A Crossing Industry is a video game exploring the economy of clandestine crossings in the occupied territories of Palestine. It is one component of a larger hybrid project mixing artistic creation, scientific research and interactive multimedia.

In A Crossing Industry, players guide an anthropologist as he investigates the impact of the border wall/fence on the harvesting of wild artichokes in a Palestinian village. During his mission, the anthropologist discovers the importance of the informal economy organised around clandestine crossings of Palestinians into Israel. This economy connects Palestinians to Israelis and reconfigures the public and private spaces of these two populations.

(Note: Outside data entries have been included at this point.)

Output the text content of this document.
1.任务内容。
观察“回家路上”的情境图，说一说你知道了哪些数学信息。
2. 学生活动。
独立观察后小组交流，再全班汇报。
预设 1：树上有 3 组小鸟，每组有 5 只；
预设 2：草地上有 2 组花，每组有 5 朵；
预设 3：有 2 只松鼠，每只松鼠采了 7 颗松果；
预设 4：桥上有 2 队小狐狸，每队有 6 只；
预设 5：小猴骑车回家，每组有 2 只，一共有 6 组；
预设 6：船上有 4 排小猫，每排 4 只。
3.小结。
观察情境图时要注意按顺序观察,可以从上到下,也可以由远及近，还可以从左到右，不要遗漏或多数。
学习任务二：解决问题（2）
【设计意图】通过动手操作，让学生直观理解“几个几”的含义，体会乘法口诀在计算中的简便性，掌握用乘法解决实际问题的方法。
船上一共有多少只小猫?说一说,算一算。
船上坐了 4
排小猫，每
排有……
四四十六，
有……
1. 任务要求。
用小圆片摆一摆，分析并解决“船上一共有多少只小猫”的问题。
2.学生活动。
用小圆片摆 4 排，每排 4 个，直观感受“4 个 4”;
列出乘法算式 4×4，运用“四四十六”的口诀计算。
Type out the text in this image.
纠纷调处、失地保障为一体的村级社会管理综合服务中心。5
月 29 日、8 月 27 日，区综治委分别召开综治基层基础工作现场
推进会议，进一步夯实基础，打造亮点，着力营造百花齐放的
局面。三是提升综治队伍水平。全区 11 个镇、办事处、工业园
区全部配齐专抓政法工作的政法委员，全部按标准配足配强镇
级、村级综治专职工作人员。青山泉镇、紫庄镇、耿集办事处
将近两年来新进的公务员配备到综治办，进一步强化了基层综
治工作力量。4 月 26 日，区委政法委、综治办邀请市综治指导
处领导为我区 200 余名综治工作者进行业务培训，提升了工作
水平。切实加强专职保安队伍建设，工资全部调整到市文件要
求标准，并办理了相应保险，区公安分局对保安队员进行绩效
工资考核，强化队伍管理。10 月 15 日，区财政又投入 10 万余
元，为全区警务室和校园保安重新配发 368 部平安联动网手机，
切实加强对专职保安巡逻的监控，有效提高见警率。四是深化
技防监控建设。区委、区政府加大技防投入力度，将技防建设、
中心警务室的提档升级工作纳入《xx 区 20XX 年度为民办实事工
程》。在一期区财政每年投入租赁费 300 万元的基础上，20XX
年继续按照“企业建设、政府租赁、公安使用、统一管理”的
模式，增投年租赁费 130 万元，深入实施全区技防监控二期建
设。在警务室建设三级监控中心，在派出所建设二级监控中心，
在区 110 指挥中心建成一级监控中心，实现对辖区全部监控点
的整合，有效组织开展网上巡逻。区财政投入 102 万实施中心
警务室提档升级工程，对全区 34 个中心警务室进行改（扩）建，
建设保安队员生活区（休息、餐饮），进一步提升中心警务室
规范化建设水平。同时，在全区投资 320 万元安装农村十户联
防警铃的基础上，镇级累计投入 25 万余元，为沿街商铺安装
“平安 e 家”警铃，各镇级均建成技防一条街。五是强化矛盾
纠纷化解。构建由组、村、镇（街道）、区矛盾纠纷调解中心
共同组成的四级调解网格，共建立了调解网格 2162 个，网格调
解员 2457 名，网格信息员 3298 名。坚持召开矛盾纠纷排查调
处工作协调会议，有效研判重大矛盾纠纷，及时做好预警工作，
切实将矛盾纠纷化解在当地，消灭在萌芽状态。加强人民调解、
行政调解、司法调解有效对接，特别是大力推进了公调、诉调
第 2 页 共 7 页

The storyline is based on the ethnographic research of Cédric Parizot (IREMAM/CNRS UMR 7310, CNRS/Aix-Marseille Université) between 1994 and 2010. The game works as a fictional documentary of these activities, allowing players to better understand the role of field research, and even to possibly better understand certain aspects of the Israeli-Palestinian conflict.

The game was designed and developed by the artist Douglas Edric Stanley in collaboration with Robin Moretti, with assistance from the students of the Atelier Hypermédia at the Aix-en-Provence School of Art as well as antiAtlas des frontières, a research group of artists, researchers and experts attempting to apprehend in a unique way the mutations of borders and spaces in our contemporaneous societies.

For a better understanding of previous iterations of this game and the role experimental research played in the creation of methodologies for collaboration between video game creators and scientific research, the following link provides more information: cf. Research, Art and Video Games: Ethnography of an Extra-Disciplinary Exploration (en) / Recherche art et jeu video : éthnographie d’une exploration extra-disciplinaire (fr)

Despite this previous research, this new iteration is in fact an entirely new game, built from scratch between 2017-2018, using these methodologies as a starting framework, but with the clear intention to innovate more directly in the field of video games, to build new game development tools and to explore the narrative possibilities of playable documentary fiction.